Staff profile

Name:

Dr Christa Gray

Job Title:

Lecturer in Classics

Background:

I arrived at the University of Reading in January 2016, after teaching and researching at the Universities of Glasgow, Edinburgh, and Oxford (in reverse chronological order).

Areas of interest:

My main focus is on early Christian Latin, specialising on the work of Jerome of Stridon (c. AD 347-420). I am interested in the ways in which fourth-century authors writing in Latin relate to the style and concepts found in earlier, non-Christian works, and how these writers' background and interests influence the development of Latin as a language in the run-up to the Middle Ages. My commentary on Jerome's Life of Malchus came out in February 2015, and I look forward to writing a companion volume on Jerome's Life of Hilarion. Both of these 'biographies' are very good reads and ought to be more widely known than they currently are - in the West, at any rate!

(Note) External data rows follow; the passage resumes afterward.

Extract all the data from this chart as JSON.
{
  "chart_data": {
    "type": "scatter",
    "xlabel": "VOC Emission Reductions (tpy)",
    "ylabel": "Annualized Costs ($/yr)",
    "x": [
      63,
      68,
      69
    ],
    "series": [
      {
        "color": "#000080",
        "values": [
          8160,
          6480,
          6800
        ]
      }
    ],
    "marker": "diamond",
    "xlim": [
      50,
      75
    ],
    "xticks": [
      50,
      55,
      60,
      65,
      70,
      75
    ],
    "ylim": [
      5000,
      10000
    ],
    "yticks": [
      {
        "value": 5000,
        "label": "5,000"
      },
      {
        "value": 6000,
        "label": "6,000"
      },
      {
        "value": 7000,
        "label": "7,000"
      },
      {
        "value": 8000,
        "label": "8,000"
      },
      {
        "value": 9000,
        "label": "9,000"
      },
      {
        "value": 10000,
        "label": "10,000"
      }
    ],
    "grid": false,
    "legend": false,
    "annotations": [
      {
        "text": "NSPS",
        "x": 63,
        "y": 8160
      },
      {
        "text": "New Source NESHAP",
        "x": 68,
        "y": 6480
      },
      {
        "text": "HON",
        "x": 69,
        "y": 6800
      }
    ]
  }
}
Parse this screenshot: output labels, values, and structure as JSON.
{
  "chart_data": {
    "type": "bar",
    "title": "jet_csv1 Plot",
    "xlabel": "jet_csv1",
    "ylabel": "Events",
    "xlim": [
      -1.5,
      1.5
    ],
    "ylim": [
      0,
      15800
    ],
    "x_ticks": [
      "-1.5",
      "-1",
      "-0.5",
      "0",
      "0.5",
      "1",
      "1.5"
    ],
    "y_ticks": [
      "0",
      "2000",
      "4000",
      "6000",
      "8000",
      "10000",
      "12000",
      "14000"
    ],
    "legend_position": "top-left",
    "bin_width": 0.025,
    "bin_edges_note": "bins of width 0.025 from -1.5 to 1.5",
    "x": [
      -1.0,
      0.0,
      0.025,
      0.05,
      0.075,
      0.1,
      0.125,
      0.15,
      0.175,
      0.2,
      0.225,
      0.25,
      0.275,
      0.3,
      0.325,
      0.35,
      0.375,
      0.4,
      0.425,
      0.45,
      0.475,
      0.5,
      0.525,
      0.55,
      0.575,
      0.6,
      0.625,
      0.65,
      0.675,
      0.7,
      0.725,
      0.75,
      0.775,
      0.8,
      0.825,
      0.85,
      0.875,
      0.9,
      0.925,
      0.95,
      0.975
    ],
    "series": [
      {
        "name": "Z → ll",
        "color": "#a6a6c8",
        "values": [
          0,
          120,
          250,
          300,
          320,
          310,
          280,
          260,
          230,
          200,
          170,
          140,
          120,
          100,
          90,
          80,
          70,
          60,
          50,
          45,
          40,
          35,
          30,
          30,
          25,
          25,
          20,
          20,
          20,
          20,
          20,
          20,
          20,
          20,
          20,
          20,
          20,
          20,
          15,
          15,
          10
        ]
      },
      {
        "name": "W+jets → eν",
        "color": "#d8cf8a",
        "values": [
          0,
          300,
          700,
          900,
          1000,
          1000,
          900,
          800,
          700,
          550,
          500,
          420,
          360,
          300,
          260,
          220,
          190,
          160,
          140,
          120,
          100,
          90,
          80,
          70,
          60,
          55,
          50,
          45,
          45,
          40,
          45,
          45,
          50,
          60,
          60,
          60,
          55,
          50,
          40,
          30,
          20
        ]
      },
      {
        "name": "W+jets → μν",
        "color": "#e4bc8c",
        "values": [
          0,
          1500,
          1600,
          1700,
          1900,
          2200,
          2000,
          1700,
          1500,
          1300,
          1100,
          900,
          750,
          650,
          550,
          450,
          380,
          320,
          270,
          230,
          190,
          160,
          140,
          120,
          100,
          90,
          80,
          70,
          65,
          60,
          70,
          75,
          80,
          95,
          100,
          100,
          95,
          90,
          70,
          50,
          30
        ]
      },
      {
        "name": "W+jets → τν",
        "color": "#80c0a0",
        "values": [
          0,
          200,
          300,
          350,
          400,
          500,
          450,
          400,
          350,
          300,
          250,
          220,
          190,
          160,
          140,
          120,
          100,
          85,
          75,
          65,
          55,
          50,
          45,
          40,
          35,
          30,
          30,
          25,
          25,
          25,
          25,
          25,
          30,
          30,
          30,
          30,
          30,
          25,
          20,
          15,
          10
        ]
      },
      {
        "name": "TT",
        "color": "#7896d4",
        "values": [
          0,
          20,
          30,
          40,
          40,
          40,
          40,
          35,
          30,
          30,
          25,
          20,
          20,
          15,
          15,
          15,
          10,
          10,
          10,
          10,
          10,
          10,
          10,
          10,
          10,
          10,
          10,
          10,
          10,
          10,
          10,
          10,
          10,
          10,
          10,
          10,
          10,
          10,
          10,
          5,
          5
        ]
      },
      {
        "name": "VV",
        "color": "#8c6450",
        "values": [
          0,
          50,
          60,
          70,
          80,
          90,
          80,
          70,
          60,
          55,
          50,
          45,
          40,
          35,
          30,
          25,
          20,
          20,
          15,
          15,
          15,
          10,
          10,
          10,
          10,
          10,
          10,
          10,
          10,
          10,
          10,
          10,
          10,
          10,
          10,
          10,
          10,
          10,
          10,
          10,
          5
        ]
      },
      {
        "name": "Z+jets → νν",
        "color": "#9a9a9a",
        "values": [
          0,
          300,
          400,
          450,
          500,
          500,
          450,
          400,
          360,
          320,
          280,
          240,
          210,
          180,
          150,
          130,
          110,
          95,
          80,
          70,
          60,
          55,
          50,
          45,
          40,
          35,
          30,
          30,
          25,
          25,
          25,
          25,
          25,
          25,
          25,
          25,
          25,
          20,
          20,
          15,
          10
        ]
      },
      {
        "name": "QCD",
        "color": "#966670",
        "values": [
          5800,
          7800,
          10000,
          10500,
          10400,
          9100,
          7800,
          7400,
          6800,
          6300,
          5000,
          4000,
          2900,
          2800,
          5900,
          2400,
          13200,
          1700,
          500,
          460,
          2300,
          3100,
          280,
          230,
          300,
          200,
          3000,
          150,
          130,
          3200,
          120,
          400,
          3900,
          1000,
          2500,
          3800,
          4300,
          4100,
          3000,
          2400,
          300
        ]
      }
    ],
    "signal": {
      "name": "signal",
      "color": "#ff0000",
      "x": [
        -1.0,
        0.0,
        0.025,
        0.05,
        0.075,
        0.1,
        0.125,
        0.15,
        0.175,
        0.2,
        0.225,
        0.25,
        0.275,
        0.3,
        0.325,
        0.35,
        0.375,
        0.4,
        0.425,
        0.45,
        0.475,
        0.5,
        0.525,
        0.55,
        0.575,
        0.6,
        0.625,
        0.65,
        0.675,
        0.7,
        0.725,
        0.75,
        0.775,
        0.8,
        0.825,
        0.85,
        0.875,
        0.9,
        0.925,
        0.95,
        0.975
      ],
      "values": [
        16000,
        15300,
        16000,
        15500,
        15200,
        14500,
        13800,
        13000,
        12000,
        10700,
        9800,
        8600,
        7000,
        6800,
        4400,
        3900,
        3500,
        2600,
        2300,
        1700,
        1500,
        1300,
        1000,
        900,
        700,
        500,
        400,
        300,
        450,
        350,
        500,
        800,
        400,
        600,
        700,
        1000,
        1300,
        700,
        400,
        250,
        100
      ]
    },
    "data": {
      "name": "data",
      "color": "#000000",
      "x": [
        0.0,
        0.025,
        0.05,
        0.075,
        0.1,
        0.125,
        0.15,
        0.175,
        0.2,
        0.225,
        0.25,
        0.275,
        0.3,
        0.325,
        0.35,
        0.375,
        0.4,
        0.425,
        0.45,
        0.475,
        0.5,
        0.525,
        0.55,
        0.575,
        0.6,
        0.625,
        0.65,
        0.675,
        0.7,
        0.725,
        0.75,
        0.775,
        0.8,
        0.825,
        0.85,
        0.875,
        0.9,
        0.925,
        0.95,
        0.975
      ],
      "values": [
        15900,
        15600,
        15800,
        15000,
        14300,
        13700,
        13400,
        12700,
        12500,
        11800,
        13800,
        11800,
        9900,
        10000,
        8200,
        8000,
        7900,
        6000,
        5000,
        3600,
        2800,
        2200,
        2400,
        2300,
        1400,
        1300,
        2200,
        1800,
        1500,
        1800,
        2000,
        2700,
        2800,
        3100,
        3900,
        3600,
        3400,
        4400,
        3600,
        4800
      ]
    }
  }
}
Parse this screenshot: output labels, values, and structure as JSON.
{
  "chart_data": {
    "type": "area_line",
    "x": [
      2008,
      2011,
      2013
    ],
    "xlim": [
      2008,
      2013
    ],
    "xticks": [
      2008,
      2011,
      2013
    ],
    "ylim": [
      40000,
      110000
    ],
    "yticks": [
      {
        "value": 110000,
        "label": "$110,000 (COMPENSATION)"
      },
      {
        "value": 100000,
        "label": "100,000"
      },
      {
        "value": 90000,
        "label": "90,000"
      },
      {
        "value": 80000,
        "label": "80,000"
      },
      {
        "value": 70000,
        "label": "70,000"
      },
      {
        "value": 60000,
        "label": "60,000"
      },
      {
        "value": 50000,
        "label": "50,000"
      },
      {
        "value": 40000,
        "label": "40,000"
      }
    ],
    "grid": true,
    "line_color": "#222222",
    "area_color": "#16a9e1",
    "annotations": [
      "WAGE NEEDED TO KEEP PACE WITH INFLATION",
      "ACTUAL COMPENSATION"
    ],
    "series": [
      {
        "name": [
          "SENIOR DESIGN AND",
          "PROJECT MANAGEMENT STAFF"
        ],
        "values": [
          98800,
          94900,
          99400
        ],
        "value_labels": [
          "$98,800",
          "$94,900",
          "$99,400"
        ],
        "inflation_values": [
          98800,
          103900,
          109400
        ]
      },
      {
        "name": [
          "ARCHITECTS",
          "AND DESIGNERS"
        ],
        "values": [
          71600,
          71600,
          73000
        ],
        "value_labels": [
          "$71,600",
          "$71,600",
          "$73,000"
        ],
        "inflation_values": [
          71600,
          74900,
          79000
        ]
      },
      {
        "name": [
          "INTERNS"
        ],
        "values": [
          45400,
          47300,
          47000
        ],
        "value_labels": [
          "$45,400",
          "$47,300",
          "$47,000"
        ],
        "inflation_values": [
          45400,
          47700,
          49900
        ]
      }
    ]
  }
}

In the past couple of years, as Research Associate at the Fragments of the Republican Roman Orators project at Glasgow (http://www.frro.gla.ac.uk), I have also been working more specifically on the transmission of information about public speech from the Roman Republic in contemporary and later sources. In this context I am co-editing two volumes of essay collections, one on Roman Republican Institutions and Ideology (with Catherine Steel and Henriette van der Blom) and one on transmissions and reconstructions of Roman oratory (with Andrea Balbo, Richard Marshall, and Catherine Steel).

Research interests:

Latin prose narrative; Latin philology; early Christianity; ancient biography; the reception of Classical forms in late antique literature

Current projects

I am preparing a commentary on Jerome's Life of Hilarion, a very complex and intriguing text which gives us a host of varied information about ordinary and extraordinary people's lives in the fourth-century (AD) Mediterranean world. I am also co-organising, together with James Corke-Webster, a series of conference panels and workshops in order to prepare a volume of essays which take literary (rather than primarily historical or theological) perspectives in looking at early(ish) Christian texts about the lives of saints.